No one is without charisms. We are tempted to admire some over others. We may think that the “louder” the gift, the better. “That person is such a gifted speaker. I’m not able to evangelize like that.”
The truth is, we all need one another. “Quiet” gifts are just as valuable as the ones everyone seems to notice and praise. The Church and the world need each of us with our particular charisms.
The Combination Matters
My combination of gifts is unique to me. I am an extremely creative person. The top three charisms from my Called and Gifted inventory (a reflective quiz that helps us identify potential charisms) are what are termed “creative charisms.” The ones that have to do with organization and leadership? At the very bottom.
I could let myself become discouraged about what I don’t possess. But I look around the room and see that this ordering makes us unique. I spoke with a fellow creative friend, and she had organization near the top, whereas I had encouragement in my top six. We might both be creative, but our pairings make us unique in our approach to ministry and evangelization.
This experience allowed me to rejoice in my uniqueness. Sure, there are skills that I can develop more (like leadership), and ways that I can break out of my comfort zone (by praying over someone for healing). God can and will use us in unexpected ways. But I should value the charisms of others, even if they’re not my own. And I can be confident in using mine, even if they look different from another’s.
After the workshop, I felt even more compelled to use art as a means of evangelization. Where I live, sharing the Gospel is challenging. It can even be perceived as intolerant or hateful. But I also live in a very artsy community. And when we appreciate beauty, we appreciate the Creator Himself, even if we’re not fully aware.
The Beauty of Unity and Diversity
As I think of all my brothers and sisters gathered together in that room for Called and Gifted, I am in awe of the variety of charisms and grateful for the diversity in God’s creation. Throughout the week I had opportunities to share conversations and meals with my missionary family—including a “Feast of the Nations” potluck where we partook of food from around the world. What beauty in unity and diversity!
Going through the Called and Gifted seminar has given me a fresh perspective on St. Paul’s words:
There are different kinds of spiritual gifts but the same Spirit;
there are different forms of service but the same Lord;
there are different workings but the same God who produces all of them in everyone.
To each individual the manifestation of the Spirit is given for some benefit.

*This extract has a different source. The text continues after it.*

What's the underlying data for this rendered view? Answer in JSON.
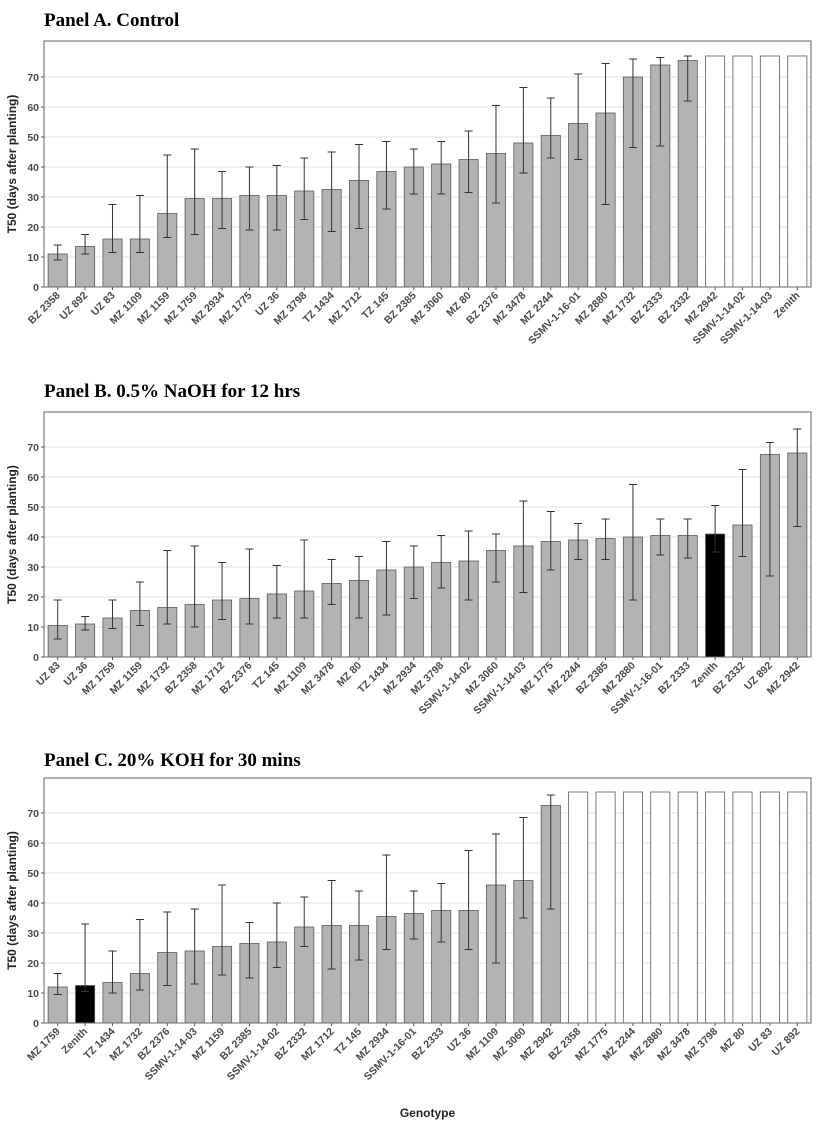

To one is given through the Spirit the expression of wisdom; to another the expression of knowledge according to the same Spirit;
to another faith by the same Spirit; to another gifts of healing by the one Spirit;
to another mighty deeds; to another prophecy; to another discernment of spirits; to another varieties of tongues; to another interpretation of tongues.
But one and the same Spirit produces all of these, distributing them individually to each person as he wishes.
– 1 Cor 12:4-11
If you are interested in discerning your own charisms, I recommend looking into the program at siena.org. Each and every one of us has unique gifts to share for building up the Kingdom. You are unrepeatable. God has placed you in a particular time and place with a unique set of charisms. Do not be afraid to use these to help set the world on fire!